Ohly's views on taxation and the state budget also reflect her experience on the county board — namely, the unpleasant task of setting tax levies. "It's just not fair to keep putting more and more of the burden on homeowners through their property taxes," she said. "It's time to get serious about the whole tax package. We need to put everything on the table and have a full tax discussion, and that's not something the Legislature wanted to do the past two years.
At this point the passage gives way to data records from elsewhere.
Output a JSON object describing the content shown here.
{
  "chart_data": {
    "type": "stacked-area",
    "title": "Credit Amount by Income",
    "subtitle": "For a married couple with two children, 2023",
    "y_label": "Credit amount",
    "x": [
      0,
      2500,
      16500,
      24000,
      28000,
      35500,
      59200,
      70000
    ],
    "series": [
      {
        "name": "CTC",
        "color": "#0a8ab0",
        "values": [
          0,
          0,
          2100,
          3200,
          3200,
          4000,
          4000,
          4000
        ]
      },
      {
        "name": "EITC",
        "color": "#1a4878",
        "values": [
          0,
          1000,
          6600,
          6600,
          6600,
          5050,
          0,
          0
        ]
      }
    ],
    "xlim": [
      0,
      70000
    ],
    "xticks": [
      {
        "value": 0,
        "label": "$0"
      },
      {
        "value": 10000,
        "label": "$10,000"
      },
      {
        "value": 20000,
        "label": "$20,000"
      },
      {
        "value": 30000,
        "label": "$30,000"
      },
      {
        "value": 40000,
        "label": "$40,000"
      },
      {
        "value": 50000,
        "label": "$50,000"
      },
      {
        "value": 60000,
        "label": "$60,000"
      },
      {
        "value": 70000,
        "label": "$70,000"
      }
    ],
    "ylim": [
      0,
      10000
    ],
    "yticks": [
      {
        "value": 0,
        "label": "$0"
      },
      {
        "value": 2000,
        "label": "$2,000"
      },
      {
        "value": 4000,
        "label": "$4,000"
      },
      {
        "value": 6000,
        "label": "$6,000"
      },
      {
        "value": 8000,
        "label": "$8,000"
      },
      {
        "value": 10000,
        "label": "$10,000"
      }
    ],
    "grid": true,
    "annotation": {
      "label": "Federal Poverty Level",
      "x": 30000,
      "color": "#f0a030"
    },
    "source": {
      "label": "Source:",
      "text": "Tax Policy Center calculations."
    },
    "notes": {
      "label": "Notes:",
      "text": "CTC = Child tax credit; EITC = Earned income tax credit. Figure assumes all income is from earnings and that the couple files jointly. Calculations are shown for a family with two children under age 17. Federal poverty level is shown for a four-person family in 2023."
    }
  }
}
That's why we had a government shutdown."

But there's more to Ohly's views than just tax reform and a focus on health and human services.  She's surprisingly passionate about protecting Minnesota's environment, and she took a dim view of what she described as the GOP's attempt to roll back regulations concerning new coal-fired power plants and the moratorium on new nuclear power plants. "If we start degrading our water and air quality, we'll jeopardize our tourism, which is one of our biggest industries."

We also should note that Ohly was among five county commissioners who voted in favor of Olmsted County's workplace smoking ban in 2007 — which, of course, set the stage for the state to follow suit.


Ultimately, however, what we like most about Ohly is the "local" knowledge she'd bring to St. Paul and her eagerness to help other legislators understand what's been taking place in counties all over Minnesota for years.

"When the state makes rules, they make rules for the entire state, but the needs are different," she told us. "One size does not fit all."

With Judy Ohly in the Senate, there would be at least one voice in St. Paul who would be ready to say, "I've been there, and this plan won't work for everyone. Let's try something new — or better yet, let's allow the counties to take a shot at it."